As principais conclusões do relatório incluem:

Phishing: os serviços bancários são os principais alvos de campanhas de phishing, representando 26% das empresas pesquisadas pela Netskope. Outras descobertas incluem serviços em nuvem (15%), como OneDrive, GitHub, Google Drive e Amazon S3, e plataformas de mídia social (12%). O Microsoft 365 continua sendo a aplicação mais falsificada, seguido por Adobe e Yahoo;

Uso de IA generativa: No Brasil, 96% das organizações utilizam ferramentas de GenAI, sendo o ChatGPT o mais popular (85%), seguido pelo Google Gemini (69%) e GitHubCopilot (55%). O uso de contas pessoais em aplicações GenAI caiu de 80% para 63% no último ano – indicando uma possível preferência por soluções mais seguras e gerenciadas. O uso de aplicações GenAI gerenciadas por empresas aumentou de 13% para 31%, enquanto apenas 6% das empresas utilizam uma combinação de contas gerenciadas e pessoais.
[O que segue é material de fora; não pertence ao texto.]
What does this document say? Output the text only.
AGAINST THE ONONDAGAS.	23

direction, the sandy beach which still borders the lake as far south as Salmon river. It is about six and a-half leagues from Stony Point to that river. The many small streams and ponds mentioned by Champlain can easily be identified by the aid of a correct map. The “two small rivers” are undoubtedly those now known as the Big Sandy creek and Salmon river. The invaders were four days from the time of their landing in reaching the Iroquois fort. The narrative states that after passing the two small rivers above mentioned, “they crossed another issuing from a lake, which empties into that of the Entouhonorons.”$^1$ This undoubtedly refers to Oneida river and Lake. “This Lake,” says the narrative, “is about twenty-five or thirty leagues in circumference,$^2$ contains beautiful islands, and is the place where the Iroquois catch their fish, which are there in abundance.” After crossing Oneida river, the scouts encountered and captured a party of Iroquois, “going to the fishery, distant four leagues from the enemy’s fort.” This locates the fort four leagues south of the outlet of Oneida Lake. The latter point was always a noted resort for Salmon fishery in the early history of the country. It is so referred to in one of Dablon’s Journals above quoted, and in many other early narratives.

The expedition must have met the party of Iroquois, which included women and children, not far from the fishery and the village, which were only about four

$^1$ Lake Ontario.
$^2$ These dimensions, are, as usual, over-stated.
Violações de GenAI: uma parcela significativa dos dados confidenciais compartilhados com plataformas de IA generativa inclui código-fonte, dados regulamentados e outras informações comerciais confidenciais. O relatório constata que 44% das violações de políticas de dados envolvendo essas plataformas estão vinculadas à exposição de código-fonte, seguidas por dados regulamentados (38%) e senhas e chaves de acesso (15%).

Violações de políticas de dados: o tipo mais frequente no Brasil está relacionado ao upload não autorizado de dados regulamentados para sites ou serviços em nuvem não gerenciados por equipes de segurança. Dessas violações, 62% dos incidentes envolvem uploads não autorizados de dados regulamentados, seguidos por código-fonte (18%) como a segunda categoria mais comum, senhas e chaves de acesso (17%) e propriedade intelectual (3%).

Malware na nuvem: O OneDrive é a plataforma de nuvem mais afetada por malware no Brasil, com 13% das empresas relatando casos mensais. Outras plataformas importantes incluem GitHub (11%), Google Drive (5,6%) e Amazon S3 (3,6%).

Shadow AI: Funcionários continuam a interagir com aplicações pessoais de GenAI, muitas vezes de maneiras que representam riscos à segurança de dados para as empresas, alerta a Netskope. O código-fonte é o tipo de dado sensível mais frequentemente exposto, implicado em 44% das violações de políticas, enquanto senhas e chaves de acesso respondem por outros 21%.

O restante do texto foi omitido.